К полудню в пятницу, каждую неделю, Эшли впадала в глубокую депрессию. Она даже не могла послать ему сообщение. Она согласилась играть по его правилам и строго придерживалась их. Она должна была ждать, пока он сам даст знать о себе, и не могла связаться с ним ни в Сан-Франциско, ни даже в его офисе в Лос-Анджелесе. Из-за этого она часто впадала в панику, когда он уезжал, понимая, что он находится вне досягаемости и она должна ждать, пока он свяжется с ней сам. Что, если что-нибудь случится с одной из девочек? Она знала, что в этом случае может позвонить, хотя это почему-то только ухудшало дело. Она не могла позвонить, чтобы просто услышать его голос. Он всегда звонил ей, перед тем как уехать из офиса в пятницу, а в выходные дни – с поля для гольфа, но единственным временем, когда он находился в зоне доступа для нее, были те дни, которые он проводил в Малибу, и осознание этого с течением лет становилось для нее все тяжелее. Теперь ей трудно было продолжать такую жизнь: в тридцать лет, имея двух детей, она хотела большего.

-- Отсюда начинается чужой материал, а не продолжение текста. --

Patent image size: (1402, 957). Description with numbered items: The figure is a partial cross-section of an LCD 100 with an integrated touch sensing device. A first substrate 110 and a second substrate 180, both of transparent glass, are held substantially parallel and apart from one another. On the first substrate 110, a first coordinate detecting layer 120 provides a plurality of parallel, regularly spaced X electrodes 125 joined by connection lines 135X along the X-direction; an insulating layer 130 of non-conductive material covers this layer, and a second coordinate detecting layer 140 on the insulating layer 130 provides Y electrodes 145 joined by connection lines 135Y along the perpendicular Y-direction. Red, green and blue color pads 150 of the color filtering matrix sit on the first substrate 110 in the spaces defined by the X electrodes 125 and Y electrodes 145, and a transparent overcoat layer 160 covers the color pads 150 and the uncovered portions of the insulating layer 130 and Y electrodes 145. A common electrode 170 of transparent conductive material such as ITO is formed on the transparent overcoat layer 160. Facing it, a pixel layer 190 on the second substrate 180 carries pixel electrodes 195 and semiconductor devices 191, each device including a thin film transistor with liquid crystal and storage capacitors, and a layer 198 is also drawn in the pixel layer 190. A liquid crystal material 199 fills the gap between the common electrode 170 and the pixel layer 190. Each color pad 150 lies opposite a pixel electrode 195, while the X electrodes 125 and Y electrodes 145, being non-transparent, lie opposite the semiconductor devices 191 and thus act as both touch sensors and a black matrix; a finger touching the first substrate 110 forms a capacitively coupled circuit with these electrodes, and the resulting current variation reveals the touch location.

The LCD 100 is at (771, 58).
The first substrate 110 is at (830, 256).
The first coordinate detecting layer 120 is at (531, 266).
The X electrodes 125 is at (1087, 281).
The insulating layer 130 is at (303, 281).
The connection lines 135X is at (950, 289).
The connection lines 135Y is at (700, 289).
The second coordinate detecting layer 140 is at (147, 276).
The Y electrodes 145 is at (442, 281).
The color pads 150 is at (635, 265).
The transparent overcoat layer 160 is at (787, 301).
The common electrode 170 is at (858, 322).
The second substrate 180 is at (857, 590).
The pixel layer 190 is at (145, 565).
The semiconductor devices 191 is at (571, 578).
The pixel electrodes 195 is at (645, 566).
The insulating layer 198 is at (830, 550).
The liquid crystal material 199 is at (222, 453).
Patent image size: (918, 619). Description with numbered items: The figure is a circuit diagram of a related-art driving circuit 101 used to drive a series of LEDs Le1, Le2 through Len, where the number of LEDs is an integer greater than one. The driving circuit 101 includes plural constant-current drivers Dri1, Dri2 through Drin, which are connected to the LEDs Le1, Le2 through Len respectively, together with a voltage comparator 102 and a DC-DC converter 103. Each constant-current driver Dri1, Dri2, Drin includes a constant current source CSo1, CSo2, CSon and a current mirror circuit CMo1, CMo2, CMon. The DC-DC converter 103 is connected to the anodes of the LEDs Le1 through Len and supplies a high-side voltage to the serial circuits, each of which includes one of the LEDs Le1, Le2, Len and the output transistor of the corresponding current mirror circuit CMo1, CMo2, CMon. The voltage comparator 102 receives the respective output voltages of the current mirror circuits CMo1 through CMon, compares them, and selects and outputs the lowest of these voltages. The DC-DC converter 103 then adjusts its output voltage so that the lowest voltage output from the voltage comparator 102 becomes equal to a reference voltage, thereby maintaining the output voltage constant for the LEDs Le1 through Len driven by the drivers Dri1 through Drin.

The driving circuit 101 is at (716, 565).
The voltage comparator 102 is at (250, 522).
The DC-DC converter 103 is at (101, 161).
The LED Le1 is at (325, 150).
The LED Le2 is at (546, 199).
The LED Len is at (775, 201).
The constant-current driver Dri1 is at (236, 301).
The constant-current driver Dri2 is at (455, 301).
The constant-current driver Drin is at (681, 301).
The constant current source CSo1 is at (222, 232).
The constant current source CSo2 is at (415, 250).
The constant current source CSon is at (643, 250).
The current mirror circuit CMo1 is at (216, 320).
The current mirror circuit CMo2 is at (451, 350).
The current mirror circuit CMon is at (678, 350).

В пятницу днем она сидела в своей студии, уставившись в пустоту, будто осиротевшая, когда к ней зашла подруга Бонни. Она видела такое выражение на лице Эшли тысячу раз и знала, что тому причиной. Бонни ненавидела Маршалла за то, что он сделал с подругой, и, что самое плохое, с ее же согласия. Из-за любви к нему и детям она безмолвно согласилась быть тайной его жизни и стала уже совсем не той, что восемь лет назад. Она жила ради Маршалла и ради будущего, которое, по убеждению Бонни, он никогда не согласится разделить с ней. Что бы он ни обещал Эшли, Бонни больше не верила, что он оставит Лиз.

– Привет, – уныло сказала Эшли, когда Бонни вошла в студию.

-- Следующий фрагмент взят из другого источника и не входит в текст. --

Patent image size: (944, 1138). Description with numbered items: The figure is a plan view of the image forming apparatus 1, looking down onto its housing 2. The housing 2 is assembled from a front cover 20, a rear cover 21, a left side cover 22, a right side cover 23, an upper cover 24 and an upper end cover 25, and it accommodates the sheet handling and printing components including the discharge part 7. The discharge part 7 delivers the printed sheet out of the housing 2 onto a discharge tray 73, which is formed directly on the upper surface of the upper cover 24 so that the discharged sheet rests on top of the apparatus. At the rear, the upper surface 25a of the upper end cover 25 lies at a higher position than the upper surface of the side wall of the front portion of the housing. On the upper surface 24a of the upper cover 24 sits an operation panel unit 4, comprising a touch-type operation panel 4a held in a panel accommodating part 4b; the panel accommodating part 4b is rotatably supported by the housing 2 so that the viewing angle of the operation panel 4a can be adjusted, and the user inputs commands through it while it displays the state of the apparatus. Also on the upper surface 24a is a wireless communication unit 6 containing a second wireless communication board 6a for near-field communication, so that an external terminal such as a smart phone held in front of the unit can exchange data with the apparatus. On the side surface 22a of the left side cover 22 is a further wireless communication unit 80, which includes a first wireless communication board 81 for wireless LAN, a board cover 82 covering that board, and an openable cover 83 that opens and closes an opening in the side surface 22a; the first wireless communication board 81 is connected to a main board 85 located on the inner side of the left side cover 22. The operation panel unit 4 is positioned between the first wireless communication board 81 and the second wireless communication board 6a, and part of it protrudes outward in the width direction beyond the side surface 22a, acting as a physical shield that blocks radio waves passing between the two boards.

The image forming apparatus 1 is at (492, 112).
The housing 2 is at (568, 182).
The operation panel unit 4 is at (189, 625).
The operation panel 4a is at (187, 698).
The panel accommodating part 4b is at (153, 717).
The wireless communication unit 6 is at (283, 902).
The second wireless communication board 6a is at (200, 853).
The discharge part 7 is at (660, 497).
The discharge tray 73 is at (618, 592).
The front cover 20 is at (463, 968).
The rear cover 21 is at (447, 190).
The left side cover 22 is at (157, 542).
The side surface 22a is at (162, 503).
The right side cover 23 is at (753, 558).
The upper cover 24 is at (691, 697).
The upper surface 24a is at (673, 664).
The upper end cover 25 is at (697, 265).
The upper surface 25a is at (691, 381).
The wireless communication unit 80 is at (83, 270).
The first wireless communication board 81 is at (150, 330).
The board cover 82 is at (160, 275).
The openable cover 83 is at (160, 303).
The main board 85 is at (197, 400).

На ней были те же шорты и майка, что и накануне, потому что они еще хранили его запах. Маршалл поступал прямо противоположно и тщательно переодевался, перед тем как покинуть Лос-Анджелес, чтобы ничто из того, что он носит дома, не выдало ее присутствия в его жизни. Последние восемь лет Маршалл продумывал все мелочи, чтобы сберечь свою двойную жизнь, и превратил это в целую науку. Эшли даже не подозревала, насколько он осторожен.

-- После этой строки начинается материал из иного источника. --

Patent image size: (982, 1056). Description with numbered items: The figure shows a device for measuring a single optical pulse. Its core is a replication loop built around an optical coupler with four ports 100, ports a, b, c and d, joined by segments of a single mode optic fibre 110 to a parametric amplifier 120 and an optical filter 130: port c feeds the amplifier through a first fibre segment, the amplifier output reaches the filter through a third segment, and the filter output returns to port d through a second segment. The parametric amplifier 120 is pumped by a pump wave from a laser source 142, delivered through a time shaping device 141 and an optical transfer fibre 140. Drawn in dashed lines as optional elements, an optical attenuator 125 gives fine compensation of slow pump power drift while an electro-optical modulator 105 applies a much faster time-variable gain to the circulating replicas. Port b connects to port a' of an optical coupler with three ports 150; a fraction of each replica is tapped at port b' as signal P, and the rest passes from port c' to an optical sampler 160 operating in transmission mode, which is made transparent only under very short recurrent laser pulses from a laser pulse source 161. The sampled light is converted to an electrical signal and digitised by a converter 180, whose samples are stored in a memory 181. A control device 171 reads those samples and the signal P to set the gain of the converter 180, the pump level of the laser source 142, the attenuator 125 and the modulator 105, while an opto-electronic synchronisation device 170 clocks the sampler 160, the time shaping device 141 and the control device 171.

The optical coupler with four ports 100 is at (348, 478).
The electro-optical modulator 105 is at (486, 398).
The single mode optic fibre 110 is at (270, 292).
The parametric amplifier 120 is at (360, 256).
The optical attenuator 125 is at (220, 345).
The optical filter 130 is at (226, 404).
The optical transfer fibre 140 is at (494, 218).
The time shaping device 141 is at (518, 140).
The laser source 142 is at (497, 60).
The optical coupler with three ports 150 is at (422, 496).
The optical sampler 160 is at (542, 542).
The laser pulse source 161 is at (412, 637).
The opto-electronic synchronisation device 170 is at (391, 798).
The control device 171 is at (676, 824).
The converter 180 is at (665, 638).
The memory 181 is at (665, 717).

– Узнаю этот взгляд, – сказала Бонни, с неодобрением глядя на подругу, на ее сгорбленные плечи.

Эшли сидела напротив чистого холста, уставившись в пустоту.

Бонни – ее самая давняя подруга, они знали друг друга с детства – работала помощником директора на киностудии художественных фильмов, и в настоящий момент у нее был перерыв между съемками. Она всегда весила на десять – пятнадцать фунтов больше, чем следовало, и уже с год у нее не было приятеля, что давало ей возможность проводить много времени с Эшли и девочками. И ее сердце разрывалось от жалости, когда она видела, как подруга чахнет из-за Маршалла, продолжая надеяться, что он бросит жену, и губит свою жизнь ради него. Бонни считала, что их встреча была самым плохим событием в жизни Эшли, несмотря на прелестных детей.